The agreement allows the parties to develop four existing gas fields and explore for new discoveries in a newly formed contract area in Northern Oman. The 20-year agreement covers an area of 2,269 square kilometers (876 square miles).
Occidental will serve as operator under the agreement and hold a 48 percent interest, with Mubadala holding 32 percent and the Oman Oil Company holding the remaining 20 percent.
Total capital investment in the contract area is expected to be about $500 million over the next four years.
Second, the infamous rape at PDO viral-email flurry.
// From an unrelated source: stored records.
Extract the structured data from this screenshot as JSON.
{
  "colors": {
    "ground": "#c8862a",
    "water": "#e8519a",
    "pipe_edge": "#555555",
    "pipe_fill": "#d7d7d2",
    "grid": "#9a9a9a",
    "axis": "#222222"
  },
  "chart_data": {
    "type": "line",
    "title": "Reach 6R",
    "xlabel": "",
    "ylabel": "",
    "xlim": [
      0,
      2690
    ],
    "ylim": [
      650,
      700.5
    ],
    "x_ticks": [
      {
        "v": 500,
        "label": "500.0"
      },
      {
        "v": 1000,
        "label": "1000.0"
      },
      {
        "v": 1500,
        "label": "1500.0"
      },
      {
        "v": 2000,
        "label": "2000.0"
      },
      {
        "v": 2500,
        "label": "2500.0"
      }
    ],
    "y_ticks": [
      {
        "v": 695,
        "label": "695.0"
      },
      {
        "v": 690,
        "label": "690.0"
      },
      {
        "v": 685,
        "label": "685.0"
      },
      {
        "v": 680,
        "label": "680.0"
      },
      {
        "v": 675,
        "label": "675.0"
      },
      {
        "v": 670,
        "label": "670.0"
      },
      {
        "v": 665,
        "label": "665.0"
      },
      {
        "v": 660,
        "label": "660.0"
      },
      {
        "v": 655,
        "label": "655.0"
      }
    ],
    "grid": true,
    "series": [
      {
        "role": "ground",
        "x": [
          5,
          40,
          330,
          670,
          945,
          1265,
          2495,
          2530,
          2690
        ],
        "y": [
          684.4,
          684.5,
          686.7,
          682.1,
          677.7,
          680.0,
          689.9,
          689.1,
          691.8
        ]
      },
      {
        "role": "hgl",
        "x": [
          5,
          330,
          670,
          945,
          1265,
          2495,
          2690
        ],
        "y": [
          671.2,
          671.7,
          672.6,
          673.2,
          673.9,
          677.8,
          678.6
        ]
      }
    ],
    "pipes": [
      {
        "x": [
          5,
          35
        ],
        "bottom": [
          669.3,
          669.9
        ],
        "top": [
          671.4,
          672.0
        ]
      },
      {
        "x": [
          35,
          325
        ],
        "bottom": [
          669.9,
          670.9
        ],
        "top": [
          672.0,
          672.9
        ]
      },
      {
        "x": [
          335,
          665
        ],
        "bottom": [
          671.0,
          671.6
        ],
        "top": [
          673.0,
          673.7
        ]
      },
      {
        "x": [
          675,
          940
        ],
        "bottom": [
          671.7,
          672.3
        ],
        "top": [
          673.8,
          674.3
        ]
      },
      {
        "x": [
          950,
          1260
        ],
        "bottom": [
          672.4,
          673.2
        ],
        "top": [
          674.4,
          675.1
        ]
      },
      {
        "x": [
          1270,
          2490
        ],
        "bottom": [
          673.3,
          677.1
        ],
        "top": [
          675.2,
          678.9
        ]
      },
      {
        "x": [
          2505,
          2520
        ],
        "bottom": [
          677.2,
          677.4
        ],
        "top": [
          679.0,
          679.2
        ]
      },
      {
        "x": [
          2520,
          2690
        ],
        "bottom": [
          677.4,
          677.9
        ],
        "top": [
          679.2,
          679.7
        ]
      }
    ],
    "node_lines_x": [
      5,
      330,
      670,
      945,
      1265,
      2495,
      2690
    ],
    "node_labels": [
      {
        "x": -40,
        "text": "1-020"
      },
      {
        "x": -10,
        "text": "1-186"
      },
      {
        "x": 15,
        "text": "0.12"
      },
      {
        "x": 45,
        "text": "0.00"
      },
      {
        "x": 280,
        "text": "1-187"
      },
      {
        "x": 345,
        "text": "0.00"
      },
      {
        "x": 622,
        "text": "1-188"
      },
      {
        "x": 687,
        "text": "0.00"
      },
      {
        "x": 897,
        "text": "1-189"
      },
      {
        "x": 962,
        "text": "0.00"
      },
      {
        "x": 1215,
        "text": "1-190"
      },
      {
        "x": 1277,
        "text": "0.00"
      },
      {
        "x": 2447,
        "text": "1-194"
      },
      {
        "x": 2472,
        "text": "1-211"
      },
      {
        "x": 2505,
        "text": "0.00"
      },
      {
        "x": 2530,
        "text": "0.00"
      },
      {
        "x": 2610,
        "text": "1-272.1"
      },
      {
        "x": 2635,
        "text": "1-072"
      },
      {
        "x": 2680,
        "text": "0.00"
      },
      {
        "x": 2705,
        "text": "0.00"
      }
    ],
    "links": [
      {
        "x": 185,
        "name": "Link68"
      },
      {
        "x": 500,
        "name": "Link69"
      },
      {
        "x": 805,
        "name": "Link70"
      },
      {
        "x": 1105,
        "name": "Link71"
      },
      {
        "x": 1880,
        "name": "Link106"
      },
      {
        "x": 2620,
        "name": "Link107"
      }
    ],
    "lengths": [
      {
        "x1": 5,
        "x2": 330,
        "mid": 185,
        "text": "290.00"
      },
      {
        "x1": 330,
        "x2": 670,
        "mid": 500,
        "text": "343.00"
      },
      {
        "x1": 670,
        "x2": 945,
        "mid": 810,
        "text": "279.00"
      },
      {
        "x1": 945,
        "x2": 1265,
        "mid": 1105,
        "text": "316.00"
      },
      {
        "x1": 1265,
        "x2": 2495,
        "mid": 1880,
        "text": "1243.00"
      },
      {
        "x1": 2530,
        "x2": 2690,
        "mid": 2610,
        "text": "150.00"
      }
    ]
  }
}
I've been trying to track down any actual facts on the email, alleging a serious sexual attack in PDO on the fireworks night of Nov 6th, that ripped around the Muscat expat community. The email and PDO's official statement were posted on comments to an earlier post of mine on PDO. I had received the emails as well of course, from many sources, but I hadn't posted the story because, well, it was highly inflamatory and there was no independent evidence at all of such an attack, plus the email talked of a cover up by Senior Managers at PDO which did not ring true at all.
That lack of evidence continues to be the status. My sources tell me that there has been no actual complaint made, and no comment from the supposed source of the original email despite emails and public appeals, there remains just that original email. So, for now, my verdict is that its probably not true, and the email was either a case of Chinese whispers gone wrong, perhaps based on some real or imagined teenage underage sexual adventures, or a deliberate hoax. There are now hybrid rumours circulating, such as one I was forwarded that talked of the event being captured on CCTV. There are no CCTV cameras at PDO cub, BTW.
I'll keep a watch out, but the signs are not good for any more actual facts in this case.
Lastly, the mighty brain trust that is Oman's Majlis Al Shura apparently rubber stamped the 2009 budget drafted by HE Mr. Macki, Minister of the National Economy. The story is almost comical. The idea that the Majlis can effectively challenge someone as smart and well supported as HE Macki on something this important is a joke. Not only are the Majlis members elected mostly on local tribal grounds and are banned from forming political parties, but they have no effective independent civil service to back them up. As a result, they are as effective a challenge as a moist towelette to someone as well prepared as HE Macki. See Times of Oman story.
They do, however, serve as an important source of patronage and 'wasta' within Government for low level things. As a result of their close contacts within the Government, and their ability to kick up a fuss, they have bypassed the previously powerful system of local Walli. So if your drains are a problem, or your roads full of potholes, a complaint to your Majlis member is of more use than the Walli.
Majlis okays economic panel’s report on draft of 2009 budget
Monday, November 24, 2008
MUSCAT — The Majlis Al Shura yesterday held its second session of the second annual sitting of the sixth term under the chairmanship of Sheikh Ahmed bin Mohammed Al Isa’ee.
The Majlis discussed the report of the economic committee on its study on the state general draft budget for 2009 in the presence of Ahmed bin Abdulnabi Macki, minister of national economy and deputy chairman of the Financial Affairs and Energy Resources Council and a number of senior officials at the national economy and financial sectors. The Majlis approved the committee’s report on the draft budget, and decided to refer it to the Council of Ministers, in accordance with the Majlis internal regulation, issued by Royal Decree No. 71/2004 on principles of reviewing the state’s general budgets and plans.
Sheikh Isa’ee underlined the importance of cooperation between the Majlis and the government to achieve the national development goals at all levels and sectors. Macki briefed the Majlis on major aspects of the state’s general draft budget for 2009.